Origen had so surrendered himself to the furor of turning all Bible events into allegories that he, himself, says, "the Scriptures are of little use to those who understand them as they are written." In order to estimate Origen rightly, we must remember that as a pupil of Clement, he learned the teachings of the Gnostic heresy and like his master, lightly esteemed the historical basis of the Bible. As Schaff says, "His predilection for Plato (the pagan philosopher) led him into many grand and facilitating, errors. He made himself aquatinted with the various heresies and studied under the heathen Ammonius Saccas, founder of Neo-Platonism.

He taught that the soul existed from eternity before it inhabited the body, and that after death, it migrated to a higher or a lower form of life according to the deeds done in the body; and finally all would return to the state of pure intelligence, only to begin again the same cycles as before. He believed that the Devils would be saved, and that the stars and planets had souls, and were, like men, on trial to learn perfection. In fact, he turned the whole Law and Gospel into an allegory.

Such was the man who from his day to this has dominated the endeavors of destructive textual critics.

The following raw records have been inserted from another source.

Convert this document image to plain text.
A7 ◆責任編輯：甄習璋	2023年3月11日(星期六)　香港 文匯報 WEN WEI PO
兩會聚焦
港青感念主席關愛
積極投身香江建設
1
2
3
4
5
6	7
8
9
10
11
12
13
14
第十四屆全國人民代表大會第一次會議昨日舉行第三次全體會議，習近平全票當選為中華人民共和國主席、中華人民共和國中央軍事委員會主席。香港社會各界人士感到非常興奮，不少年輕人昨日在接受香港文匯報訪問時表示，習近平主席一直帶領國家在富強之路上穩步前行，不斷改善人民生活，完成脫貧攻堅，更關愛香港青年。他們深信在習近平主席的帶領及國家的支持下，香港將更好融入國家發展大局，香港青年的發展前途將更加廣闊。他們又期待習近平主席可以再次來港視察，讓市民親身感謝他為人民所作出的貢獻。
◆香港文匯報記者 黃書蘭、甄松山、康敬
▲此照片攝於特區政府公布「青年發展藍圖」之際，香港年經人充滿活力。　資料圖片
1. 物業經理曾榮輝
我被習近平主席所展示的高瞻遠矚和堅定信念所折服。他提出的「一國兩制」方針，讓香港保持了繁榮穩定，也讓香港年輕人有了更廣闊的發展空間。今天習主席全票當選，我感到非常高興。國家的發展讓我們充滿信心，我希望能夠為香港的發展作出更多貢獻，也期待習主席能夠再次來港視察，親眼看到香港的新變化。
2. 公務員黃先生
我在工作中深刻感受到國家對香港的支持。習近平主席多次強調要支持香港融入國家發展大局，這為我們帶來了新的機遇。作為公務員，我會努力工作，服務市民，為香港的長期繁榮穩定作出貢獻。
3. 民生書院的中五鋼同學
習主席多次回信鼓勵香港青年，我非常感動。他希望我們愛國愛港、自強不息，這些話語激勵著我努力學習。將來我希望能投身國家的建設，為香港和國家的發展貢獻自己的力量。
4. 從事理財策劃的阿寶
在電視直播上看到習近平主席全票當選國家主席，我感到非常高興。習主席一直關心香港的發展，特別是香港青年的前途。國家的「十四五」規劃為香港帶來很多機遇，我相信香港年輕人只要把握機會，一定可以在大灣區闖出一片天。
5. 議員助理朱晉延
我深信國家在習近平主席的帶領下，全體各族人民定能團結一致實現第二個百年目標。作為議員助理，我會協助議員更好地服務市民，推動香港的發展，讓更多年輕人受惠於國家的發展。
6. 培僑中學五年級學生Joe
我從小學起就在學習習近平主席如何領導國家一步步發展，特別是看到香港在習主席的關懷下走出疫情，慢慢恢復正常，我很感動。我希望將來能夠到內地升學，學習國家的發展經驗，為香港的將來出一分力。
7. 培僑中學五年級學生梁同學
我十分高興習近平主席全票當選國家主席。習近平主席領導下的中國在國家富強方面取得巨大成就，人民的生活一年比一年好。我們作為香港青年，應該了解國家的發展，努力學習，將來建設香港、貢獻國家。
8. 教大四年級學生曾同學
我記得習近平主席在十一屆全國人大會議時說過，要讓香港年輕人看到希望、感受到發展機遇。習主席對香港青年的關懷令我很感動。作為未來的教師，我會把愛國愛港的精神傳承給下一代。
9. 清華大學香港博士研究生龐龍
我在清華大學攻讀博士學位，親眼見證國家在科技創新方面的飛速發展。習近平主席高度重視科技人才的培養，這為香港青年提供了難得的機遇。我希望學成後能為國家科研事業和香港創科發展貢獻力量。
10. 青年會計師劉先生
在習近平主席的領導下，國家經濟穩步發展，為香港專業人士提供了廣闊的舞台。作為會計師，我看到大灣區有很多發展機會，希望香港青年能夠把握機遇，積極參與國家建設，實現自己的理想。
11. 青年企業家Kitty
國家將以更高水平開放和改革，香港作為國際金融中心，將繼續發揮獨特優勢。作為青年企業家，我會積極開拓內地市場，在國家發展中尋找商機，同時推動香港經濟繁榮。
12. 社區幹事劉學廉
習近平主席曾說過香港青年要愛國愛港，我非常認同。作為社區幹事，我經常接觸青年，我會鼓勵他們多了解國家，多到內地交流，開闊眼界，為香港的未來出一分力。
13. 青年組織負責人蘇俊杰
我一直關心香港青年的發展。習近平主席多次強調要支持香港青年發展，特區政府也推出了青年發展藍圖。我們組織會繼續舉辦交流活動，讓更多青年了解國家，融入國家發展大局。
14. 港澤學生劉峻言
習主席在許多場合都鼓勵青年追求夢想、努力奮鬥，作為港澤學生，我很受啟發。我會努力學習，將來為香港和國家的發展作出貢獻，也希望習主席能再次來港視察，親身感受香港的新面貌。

One of the greatest results of his life was that his teachings became the foundation of that system of education called Scholasticism, which guided the colleges of Latin Europe for nearly one thousand years during the Dark Ages.

Origenism flooded the Catholic Church through Jerome, the father of Latin Christianity. "I love .. . the name of Origen," says the most distinguished theologian of the Roman Catholic Church since 1850. "I will not listen to the notion that so great a soul was lost." (Newman).

A final word from the learned Scrivener will indicate how early and how deep were the corruptions of the sacred manuscripts:
"It is no less true to fact than paradoxical in sound, that the worst corruptions to which the New Testament has ever been subjected, originated within a hundred years after it was composed; that Irenaeus (AD 150) , and the African Fathers, and the whole Western, with a portion of the Syrian Church, used far inferior manuscripts to those employed by Stunica, or Erasmus, or Stephens thirteen centuries later, when moulding the Textus Receptus." 
The basis was laid to oppose a mutilated Bible to the true one.